Zimbabwe’s economy has continued facing challenges 3 months after the July 2018 elections. Foreign currency and cash shortages continue amid the rising black market. Panic buying amongst the country’s residents has resulted in the shortages of other commodities like cooking oil with retails having to limit customers on the number of purchases on other basic goods. Amid such challenges, this article looks at what researchers say are the economic solution for Zimbabwe.
University of Zimbabwe Lecturer Professor Tony Hawkins in his “Zimbabwe: Business Outlook 2018/19” offers what he has deemed ESAP two and re-engagement as solutions for the southern African nation.
On Economic Structural Adjustment Programme (ESAP) two, Hawkins suggests a reform agenda which assumes a paradigm shift from a “bloated and inefficient public sector” to a free market investment and export-led growth and an end to consumption-led growth fuelled by government borrowing and spending.
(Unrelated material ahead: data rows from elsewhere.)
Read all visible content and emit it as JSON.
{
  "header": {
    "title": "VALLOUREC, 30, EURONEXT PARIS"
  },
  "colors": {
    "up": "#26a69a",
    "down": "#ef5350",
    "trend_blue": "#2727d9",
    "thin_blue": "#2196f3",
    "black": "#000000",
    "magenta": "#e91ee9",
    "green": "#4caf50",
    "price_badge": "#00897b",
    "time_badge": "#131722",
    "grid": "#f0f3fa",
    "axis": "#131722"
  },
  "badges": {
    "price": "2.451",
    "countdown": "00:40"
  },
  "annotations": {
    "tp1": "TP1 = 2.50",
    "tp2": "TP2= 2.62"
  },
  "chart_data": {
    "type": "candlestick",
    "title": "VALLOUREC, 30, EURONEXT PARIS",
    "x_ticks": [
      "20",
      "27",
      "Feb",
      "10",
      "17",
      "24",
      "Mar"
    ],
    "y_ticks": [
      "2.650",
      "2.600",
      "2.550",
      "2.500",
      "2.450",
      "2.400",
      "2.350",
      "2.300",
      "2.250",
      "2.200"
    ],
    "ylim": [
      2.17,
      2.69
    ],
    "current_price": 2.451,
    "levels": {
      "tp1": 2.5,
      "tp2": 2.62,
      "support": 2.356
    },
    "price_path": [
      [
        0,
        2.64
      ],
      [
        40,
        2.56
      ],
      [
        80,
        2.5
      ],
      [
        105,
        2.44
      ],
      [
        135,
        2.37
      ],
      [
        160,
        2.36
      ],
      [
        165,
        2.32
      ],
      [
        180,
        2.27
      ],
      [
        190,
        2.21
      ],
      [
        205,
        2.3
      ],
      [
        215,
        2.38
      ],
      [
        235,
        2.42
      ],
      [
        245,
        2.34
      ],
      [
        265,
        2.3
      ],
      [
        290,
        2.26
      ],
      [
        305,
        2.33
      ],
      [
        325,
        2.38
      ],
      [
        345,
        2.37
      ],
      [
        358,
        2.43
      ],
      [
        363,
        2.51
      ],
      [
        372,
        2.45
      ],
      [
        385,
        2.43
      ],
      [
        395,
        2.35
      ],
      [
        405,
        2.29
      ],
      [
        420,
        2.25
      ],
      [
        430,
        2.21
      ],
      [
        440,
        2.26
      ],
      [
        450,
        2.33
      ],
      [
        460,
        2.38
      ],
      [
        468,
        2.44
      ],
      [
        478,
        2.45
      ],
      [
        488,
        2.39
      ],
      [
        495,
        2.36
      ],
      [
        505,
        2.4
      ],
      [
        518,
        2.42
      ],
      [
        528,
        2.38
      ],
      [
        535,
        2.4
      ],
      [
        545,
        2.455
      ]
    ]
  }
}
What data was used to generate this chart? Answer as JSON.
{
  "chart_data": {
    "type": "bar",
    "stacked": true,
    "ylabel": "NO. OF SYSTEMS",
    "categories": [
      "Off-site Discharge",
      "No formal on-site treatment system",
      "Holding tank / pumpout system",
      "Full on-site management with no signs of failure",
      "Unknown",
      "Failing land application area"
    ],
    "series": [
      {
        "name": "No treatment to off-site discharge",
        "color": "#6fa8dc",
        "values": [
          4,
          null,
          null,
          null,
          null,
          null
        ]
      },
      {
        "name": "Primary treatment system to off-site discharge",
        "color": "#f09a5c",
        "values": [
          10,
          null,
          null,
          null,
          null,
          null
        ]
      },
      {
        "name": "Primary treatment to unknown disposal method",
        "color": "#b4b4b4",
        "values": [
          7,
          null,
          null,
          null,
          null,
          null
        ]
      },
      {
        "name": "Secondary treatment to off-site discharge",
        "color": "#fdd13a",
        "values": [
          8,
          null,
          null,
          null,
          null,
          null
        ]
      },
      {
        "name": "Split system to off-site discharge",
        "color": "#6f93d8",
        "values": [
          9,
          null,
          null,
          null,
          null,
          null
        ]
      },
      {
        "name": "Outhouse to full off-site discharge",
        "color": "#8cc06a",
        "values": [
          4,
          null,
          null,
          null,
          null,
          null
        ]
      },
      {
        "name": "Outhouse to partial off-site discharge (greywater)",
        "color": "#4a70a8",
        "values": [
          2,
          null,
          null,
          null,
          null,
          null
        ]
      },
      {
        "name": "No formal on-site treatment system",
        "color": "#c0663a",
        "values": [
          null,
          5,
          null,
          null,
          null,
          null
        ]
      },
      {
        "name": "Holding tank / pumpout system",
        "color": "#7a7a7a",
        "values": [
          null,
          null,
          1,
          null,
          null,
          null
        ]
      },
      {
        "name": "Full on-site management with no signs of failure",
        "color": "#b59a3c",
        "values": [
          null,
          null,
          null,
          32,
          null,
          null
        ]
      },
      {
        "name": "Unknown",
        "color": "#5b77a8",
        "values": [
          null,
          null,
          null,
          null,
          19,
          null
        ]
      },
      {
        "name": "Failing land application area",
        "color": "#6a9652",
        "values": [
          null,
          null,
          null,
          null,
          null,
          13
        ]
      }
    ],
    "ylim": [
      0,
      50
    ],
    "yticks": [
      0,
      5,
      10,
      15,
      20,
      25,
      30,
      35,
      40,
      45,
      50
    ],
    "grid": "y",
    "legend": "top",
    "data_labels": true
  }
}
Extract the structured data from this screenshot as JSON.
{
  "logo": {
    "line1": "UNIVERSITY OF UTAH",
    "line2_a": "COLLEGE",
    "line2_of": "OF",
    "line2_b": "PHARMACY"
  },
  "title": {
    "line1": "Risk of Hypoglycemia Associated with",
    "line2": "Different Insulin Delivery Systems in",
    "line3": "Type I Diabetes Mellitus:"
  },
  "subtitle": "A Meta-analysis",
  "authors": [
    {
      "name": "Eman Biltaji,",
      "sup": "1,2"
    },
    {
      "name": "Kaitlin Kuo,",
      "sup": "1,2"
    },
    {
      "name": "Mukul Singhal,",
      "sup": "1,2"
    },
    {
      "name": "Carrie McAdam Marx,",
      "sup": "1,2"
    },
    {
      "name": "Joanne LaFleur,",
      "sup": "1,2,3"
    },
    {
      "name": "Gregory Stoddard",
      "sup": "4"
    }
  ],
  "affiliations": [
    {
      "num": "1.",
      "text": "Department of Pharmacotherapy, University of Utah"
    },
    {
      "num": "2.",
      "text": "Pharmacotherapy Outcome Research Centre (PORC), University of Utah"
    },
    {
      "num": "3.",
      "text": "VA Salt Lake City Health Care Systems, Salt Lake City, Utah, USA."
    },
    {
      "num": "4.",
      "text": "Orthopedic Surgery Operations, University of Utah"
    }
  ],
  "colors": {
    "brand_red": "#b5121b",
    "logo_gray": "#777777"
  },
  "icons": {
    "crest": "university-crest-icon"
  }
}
The reform agenda also includes currency devaluation at least by 50 percent, which is a deliberate downward adjustment of the value of the Zimbabwean currency. Other reforms include the abolition of subsidies, public sector retrenchment and a shift in government spending from employment to social spending and capital spending. The Professor also suggests parastatal reforms including privatization, reversal of tariff hikes and Statutory Instrument 64 and Reserve Bank of Zimbabwe (RBZ) to return to traditional, normal central bank functions.
On re-engagement, Professor Hawkins gives a multistage process which includes the clearing of $2 billion in arrears owed to the World Bank, the Africa Development Bank and other international lenders and then to negotiate another deal similar to ESAP, which includes cutting down government expenditure and also working on privatization. Another re-engagement will be political negotiations with the United States of America. An American policy does not allow US citizens seating on international funders boards to vote for Zimbabwe to get financial assistance.
“It may be possible to find sufficient votes to override a negative US vote,” Hawkins says “This is unlikely because very few US allies such as the EU, Australia, Canada, India, etc, would seek to pick a fight with Washington over a small country which does not matter to them.”
A United Kingdom-based research fellow, Ian Scoones in his blog, says there is a need to engage the informal sector as well as the rural dwellers who live on agriculture. The researcher, who has published on Zimbabwe’s rural areas adds that a focus on supporting the informal and the agrarian economy and the linkages beyond is vital to any way forward. Scoones also says where he parts with Hawkins’s analysis on Zimbabwe’s economy is “his (Hawkins) disparaging rejection of the importance of the rural economy.
“Like so many conventional economists, he (Hawkins) focuses on the urban, industrial sector, forgetting that this is dependent on a wider economic system that remains substantially small-scale, informal and rural. The distinctions between ‘formal’ and ‘informal’ economies in Zimbabwe are irrelevant today: most of the economy is ‘informal’, and that’s where livelihoods are made,” Scoones says.
“Simply wishing an industrial revival without a core agrarian productive base supporting the mass of the population is foolish, especially in Zimbabwe’s context, as a small economy operating in a highly competitive global environment.”
A financial information service, Fitch Solution in its Africa Monitor analysis on Zimbabwe the current system will not permit an economic recovery for the country and believes that there are three viable options for the country.
One of the options is to re-dollarise, which entails scrapping bond notes. This would eliminate variations in values of the e-dollars, cash and the bond notes. The second option would be re-introducing a domestic currency and the third one would be joining the South Africa Rand monetary union.
The Zimbabwean government has introduced measures to curb the economic challenges which include privatization of state-owned enterprises, clearing $2 billion owed to international financial institutions and introducing the 2cents per dollar transactions taxes.